La fede l’ha aiutato, la passione l’ha guidato: Gigi Proietti, suo maestro di recitazione, gli spiegava che è giusto seguire la passione, anche se non dà garanzie. «”Un conto è insegnare un mestiere” diceva Gigi “un altro garantirvi che la strada sarà in discesa”. Nella vita devi imparare a prenderti dei rischi. Ma se hai una certa mentalità è un disastro», osserva Insinna.
«Anche qui c’entra l’educazione. A casa mia si pagavano le bollette il giorno dopo che arrivavano. Però le passioni ti portano lontano, quando scrivo mi sento libero, ho i quaderni pieni di appunti. Mi siedo e butto giù i pensieri. Il primo libro l’ho scritto per mio padre, il dolore era troppo forte. Mia madre si ostina a rimanere viva per mia sorella e per me. Sono certo che se fosse in un romanzo volerebbe via per cercarlo. Dopo 57 anni insieme è complicato restare soli, è inaccettabile. Lo capisco. Con l’assenza di mio padre faccio i conti tutti giorni: il suo sguardo era la misura delle cose, capivo se avevo fatto bene o male».
Fa una pausa. «Per farle capire, le racconto una telefonata di mia madre. Mi chiama con un tono che non è da lei, penso subito a qualcosa di grave. “Flavio, non è che adesso che papà non c’è più, non paghi più le tasse?”. Mi sono messo a ridere: come ti viene in mente una cosa del genere? Non ricordo se l’abbia detto Montanelli o Biagi: “Alla fine nella vita le cose fondamentali sono quelle tre o quattro che t’insegna la tua famiglia”. Concordo pienamente».
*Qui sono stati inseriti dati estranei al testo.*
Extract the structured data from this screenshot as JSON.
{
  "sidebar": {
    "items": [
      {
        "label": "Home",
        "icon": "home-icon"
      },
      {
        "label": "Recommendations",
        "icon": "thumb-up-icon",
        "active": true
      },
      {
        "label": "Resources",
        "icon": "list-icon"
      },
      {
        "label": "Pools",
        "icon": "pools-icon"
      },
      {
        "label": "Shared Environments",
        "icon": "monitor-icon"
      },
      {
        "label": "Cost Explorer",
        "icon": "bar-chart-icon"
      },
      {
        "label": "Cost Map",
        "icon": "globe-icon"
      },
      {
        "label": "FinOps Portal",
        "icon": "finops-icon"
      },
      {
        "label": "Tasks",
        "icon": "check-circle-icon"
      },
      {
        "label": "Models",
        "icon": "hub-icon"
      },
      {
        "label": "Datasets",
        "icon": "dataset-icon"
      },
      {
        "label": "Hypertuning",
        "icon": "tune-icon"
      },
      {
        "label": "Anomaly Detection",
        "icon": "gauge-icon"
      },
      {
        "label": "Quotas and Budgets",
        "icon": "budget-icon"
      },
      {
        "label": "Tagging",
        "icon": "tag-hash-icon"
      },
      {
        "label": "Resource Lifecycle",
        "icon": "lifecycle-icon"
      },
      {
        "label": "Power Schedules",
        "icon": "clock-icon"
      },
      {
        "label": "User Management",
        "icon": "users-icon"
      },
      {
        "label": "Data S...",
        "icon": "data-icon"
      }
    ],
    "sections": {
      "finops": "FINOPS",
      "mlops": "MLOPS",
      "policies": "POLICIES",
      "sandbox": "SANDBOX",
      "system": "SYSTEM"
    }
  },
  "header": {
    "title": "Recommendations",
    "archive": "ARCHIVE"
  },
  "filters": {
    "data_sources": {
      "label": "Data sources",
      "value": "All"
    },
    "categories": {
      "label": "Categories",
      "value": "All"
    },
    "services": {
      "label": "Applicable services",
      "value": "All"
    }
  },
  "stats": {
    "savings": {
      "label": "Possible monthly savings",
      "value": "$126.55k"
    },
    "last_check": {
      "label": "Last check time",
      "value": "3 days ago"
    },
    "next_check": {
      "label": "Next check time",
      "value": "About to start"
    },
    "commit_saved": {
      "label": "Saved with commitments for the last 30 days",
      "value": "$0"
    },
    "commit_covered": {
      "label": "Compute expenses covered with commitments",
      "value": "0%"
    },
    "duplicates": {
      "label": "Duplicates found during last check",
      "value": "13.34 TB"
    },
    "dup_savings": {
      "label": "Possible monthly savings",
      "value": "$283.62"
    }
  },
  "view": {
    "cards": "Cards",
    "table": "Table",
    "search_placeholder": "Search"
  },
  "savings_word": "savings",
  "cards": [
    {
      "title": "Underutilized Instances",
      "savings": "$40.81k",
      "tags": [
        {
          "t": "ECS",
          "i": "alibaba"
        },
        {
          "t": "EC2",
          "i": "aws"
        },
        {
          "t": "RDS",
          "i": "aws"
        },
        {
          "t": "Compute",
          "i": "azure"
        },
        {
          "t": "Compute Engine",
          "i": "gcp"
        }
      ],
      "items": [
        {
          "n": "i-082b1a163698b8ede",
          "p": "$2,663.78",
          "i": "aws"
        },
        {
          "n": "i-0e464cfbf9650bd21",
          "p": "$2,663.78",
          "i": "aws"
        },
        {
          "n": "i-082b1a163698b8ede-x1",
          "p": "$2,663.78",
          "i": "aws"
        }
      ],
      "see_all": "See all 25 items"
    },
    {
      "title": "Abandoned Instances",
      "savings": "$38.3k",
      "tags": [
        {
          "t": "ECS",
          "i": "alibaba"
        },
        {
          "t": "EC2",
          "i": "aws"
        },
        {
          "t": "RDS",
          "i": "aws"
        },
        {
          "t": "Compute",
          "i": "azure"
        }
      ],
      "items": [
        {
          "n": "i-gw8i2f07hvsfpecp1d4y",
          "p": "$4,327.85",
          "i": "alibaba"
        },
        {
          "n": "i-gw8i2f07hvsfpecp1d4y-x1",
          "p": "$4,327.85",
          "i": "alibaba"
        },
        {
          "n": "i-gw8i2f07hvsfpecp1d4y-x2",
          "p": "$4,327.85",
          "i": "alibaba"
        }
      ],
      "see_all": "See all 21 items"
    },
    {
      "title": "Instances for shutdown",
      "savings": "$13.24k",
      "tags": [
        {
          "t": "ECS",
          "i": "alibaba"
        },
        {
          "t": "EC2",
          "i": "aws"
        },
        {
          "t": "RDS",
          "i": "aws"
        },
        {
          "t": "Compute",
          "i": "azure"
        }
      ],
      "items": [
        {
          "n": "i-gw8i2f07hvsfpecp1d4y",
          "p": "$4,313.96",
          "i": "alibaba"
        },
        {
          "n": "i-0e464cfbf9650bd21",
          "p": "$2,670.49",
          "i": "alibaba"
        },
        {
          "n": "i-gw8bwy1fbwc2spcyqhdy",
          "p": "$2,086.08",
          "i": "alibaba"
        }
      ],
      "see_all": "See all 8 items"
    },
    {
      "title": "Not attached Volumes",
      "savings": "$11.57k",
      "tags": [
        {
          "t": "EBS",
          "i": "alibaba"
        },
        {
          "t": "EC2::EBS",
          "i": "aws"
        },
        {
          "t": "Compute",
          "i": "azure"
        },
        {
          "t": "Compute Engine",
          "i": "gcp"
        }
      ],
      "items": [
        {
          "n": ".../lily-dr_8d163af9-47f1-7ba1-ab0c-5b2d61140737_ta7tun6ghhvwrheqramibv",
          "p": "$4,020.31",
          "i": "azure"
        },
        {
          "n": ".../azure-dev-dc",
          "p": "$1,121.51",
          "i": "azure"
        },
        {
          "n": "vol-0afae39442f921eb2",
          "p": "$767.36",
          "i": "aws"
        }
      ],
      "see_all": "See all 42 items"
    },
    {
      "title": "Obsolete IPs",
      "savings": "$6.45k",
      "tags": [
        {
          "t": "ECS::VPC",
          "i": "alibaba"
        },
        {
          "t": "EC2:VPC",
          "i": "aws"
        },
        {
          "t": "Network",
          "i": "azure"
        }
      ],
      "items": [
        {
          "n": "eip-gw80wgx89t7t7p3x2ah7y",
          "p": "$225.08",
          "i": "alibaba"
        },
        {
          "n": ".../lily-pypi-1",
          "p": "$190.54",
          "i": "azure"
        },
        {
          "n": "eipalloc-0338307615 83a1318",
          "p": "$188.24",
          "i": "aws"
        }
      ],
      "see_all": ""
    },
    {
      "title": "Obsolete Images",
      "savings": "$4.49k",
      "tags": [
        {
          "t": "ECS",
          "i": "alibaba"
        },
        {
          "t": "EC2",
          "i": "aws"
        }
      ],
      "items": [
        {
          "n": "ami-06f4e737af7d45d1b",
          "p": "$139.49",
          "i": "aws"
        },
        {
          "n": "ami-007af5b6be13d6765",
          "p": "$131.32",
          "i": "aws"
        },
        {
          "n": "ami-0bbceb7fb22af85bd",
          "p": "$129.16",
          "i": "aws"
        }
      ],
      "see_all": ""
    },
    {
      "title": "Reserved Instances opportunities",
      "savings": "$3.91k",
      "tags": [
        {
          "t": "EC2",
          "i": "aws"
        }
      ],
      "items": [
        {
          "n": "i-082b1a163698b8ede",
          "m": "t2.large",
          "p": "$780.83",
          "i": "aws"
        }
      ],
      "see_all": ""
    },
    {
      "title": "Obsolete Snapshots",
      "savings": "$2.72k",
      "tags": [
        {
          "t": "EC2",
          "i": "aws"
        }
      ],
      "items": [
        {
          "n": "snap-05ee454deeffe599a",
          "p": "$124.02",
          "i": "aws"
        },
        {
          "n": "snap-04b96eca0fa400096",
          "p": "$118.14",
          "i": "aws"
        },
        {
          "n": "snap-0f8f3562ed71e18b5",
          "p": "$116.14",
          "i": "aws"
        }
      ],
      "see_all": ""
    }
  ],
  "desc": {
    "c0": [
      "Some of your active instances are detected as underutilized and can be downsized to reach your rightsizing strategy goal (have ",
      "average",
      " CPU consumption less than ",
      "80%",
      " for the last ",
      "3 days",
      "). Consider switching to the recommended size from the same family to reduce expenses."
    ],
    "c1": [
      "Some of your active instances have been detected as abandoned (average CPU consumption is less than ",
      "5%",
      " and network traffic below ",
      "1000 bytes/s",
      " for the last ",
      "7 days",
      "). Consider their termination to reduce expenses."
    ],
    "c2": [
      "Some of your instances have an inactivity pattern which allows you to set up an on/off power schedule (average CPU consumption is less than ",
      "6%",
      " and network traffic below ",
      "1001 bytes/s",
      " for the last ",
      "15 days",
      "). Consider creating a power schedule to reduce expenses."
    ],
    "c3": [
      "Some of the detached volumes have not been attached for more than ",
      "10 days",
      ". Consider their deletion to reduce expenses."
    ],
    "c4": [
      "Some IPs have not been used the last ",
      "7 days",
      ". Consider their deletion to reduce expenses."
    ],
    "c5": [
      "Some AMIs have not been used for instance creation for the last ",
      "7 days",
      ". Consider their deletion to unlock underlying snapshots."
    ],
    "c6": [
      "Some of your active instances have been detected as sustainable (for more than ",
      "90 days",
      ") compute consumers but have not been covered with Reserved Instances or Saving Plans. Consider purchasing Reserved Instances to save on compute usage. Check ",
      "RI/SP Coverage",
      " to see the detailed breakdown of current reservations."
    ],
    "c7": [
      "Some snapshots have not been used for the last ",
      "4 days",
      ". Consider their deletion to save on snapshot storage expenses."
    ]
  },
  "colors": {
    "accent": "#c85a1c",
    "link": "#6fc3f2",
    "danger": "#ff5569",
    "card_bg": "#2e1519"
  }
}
Tagliare il cordone ombelicale non è stato facile, ha vissuto in famiglia fino a qualche anno fa, ora abita da solo. Nel romanzo La macchina della felicità (Mondadori) racconta la storia di un uomo solo che soffre d’insonnia, abitudinario, che a un certo punto scopre l’amore. «Anch’io soffro d’insonnia, cerchiamo tutti l’amore. Non è un’autobiografia ma rivela qualcosa di me, degli uomini», chiarisce Insinna. «Non ho il computer, uso carta e penna, mi sembra che tutto vada insieme, dalla testa alla mano appoggiata sul blocco. La scrittura ti aiuta a tirare fuori tante cose, anche il fatto di non sentirmi all’altezza. Dal libro è nato un piccolo tour, mi racconto in musica, un modo per stare a contatto con la gente».
Dice che nella vita privata «non ha rimpianti, chi è stato amato non deve averne», ma non s’immagina genitore: «Pensarti padre dopo aver avuto un padre come il mio è complicato. Se ripenso al rigore con cui mamma e papà si sono spesi per noi, alla presenza fisica, penso di essere un privilegiato. Quando vedo storie di assenze, divorzi, genitori presi da loro stessi, mi dico che il mondo non gira sempre come dovrebbe. Non avrei mai voluto sentirmi dire da un figlio: “Non ci sei mai”, so quanto i miei ci sono stati per me e mia sorella. Conosco la qualità di quel tempo, anche il privilegio di annoiarsi insieme. Ma mi sentivo al sicuro, questo — unito alla passione per il mestiere dell’attore che mi ha travolto — mi ha fatto fare scelte diverse nella vita privata. Perché replicare malamente una formula?». Coltiva la nostalgia e guarda avanti. «Oggi ho imparato a conoscermi, non a volermi più bene ma a voler bene alla vita. Sto bene così. Un giorno, chissà. È anche bello cambiare. Prima fumavo e ora non fumo, ma non è che chi fuma sia scemo. Sa che farò? Se arrivo a 70 anni mi rimetto a fumare e siccome non ho mai bevuto mi metto anche a bere».